Anyway, I had certain towels for them and would gently lift them out of the tub and wrap them in their towels and then take them out onto the front veranda to dry them off, and brush them.  It was always special time for the 3 of us!  Elsa never did the doggy roll and throw of water, until I had her on the veranda and took off her towel - I always appreciated that, and told her so.

Ivory and Elsa were best friends and slept together at night in the small back room, and shared their food, often deciding to eat and swap food, each preferring the other's choice that had been offered.
But the one thing that stood out in my mind about Ivory, and set her apart from any other cat I had ever known, was her ability to zone in and understand, I mean really understand my emotions.

As I was a new permanent resident recruit to Australia, I didn't realise how homesick I could become.  And believe me, I got pretty homesick.  I mean for the first year, while I was just teaching and travelling, it was a breeze!  My family was back in the US, and I could always go home!  But during my second year, when I actually decided to get married and move to Australia permanently, it really didn't hit me until later.  Like a few months later, and then.....well.....I was here, and my family was there!  It was difficult.

One particularly bad afternoon for me occurred at a busy time in our lives.  I think John may have been involved in harvesting, and I was alone in the house except for Ivory and Elsa.  In order for me to call my parents, just to connect and say hello, I had to book the call through the local exchange operator, (who didn't provide this service on Sundays except for dire emergencies) and wait for the local exchange operator to phone me at the selected time and make the physical phone connection to the US.  My home phone didn't have numbers--it had a turning knob--I don't even know if that makes sense to you, in today's world of mobiles---but I really had to plan ahead to be homesick. This particular day, homesickness attacked me, before I could plan for it!!

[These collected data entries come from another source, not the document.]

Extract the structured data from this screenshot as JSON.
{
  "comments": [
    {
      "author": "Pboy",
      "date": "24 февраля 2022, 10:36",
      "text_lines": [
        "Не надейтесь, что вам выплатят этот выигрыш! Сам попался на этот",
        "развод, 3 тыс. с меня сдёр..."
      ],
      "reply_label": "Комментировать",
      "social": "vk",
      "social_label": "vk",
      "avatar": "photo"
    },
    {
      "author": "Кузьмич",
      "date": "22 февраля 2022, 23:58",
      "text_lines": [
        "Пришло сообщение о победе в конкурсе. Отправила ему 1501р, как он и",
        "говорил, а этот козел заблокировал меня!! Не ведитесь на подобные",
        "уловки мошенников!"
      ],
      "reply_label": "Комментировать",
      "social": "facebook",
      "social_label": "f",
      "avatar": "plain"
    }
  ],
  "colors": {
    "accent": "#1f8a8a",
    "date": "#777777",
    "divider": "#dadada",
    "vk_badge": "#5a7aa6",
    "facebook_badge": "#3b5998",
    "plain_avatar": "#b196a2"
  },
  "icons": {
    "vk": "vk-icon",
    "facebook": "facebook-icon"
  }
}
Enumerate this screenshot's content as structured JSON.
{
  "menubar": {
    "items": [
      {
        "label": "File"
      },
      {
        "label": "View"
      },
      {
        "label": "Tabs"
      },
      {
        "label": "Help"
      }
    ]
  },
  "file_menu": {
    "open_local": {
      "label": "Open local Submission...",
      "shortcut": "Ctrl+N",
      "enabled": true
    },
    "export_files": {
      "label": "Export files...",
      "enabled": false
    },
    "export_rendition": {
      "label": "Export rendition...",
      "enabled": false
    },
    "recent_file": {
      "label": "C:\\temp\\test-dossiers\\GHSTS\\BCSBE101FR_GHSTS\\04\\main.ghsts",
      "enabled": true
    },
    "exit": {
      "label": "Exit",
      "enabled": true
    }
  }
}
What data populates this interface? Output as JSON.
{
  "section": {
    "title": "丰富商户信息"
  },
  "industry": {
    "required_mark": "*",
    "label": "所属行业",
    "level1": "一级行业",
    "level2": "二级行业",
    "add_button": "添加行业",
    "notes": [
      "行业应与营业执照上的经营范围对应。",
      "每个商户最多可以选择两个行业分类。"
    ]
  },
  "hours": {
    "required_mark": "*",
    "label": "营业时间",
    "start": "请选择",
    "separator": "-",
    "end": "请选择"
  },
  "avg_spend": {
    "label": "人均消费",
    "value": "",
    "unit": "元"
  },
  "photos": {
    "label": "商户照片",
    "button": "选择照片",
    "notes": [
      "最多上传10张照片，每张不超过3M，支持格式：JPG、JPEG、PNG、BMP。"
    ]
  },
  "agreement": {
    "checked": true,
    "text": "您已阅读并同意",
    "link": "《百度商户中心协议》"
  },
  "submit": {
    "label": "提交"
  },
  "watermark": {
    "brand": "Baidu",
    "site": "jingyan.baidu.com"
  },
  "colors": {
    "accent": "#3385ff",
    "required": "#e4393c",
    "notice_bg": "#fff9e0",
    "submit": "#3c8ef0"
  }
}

I started crying, and ended up sprawled across my just freshly made bed, and cried a lot.  Knowing that I couldn't do a thing about how I felt, and knowing that the decision to live overseas at the time, was solely my own decision.  I couldn't even blame anyone!  It was a bad day for me. 

As I lay there crying, and wondering how I could pull myself together, I suddenly felt a quiet thump on the bed.  A very slight movement.  I opened my eyes and Ivory was staring into my face.  I looked at her as I dabbed my eyes with a tissue, and then just layed there.  She just kept looking at me --intently.  She eventually layed down next to me, and just put her paw on my arm, and started purring.  I still felt pretty miserable, but I just layed still and listened to her purring.  It was almost like a vibration as she breathed against me, and kept a soft tone purring away.  After a while, I started to realise that I was just being silly, and that I needed to 'Buck up!' as they say, and opening my eyes, noticed that Ivory had sat up and was looking intensely at me again.  We both just stared at each other, in a very quiet house, and then I reached out and rubbed her back and said a quiet 'Thank you' to her, and she just as quietly hopped down off the bed, and went outside through the doggie door.

I felt better.  Much more calm, and gave myself a good talking to.  I never had a dark day like that again.

That must be why cats are so important in our lives!  At least Ivory was!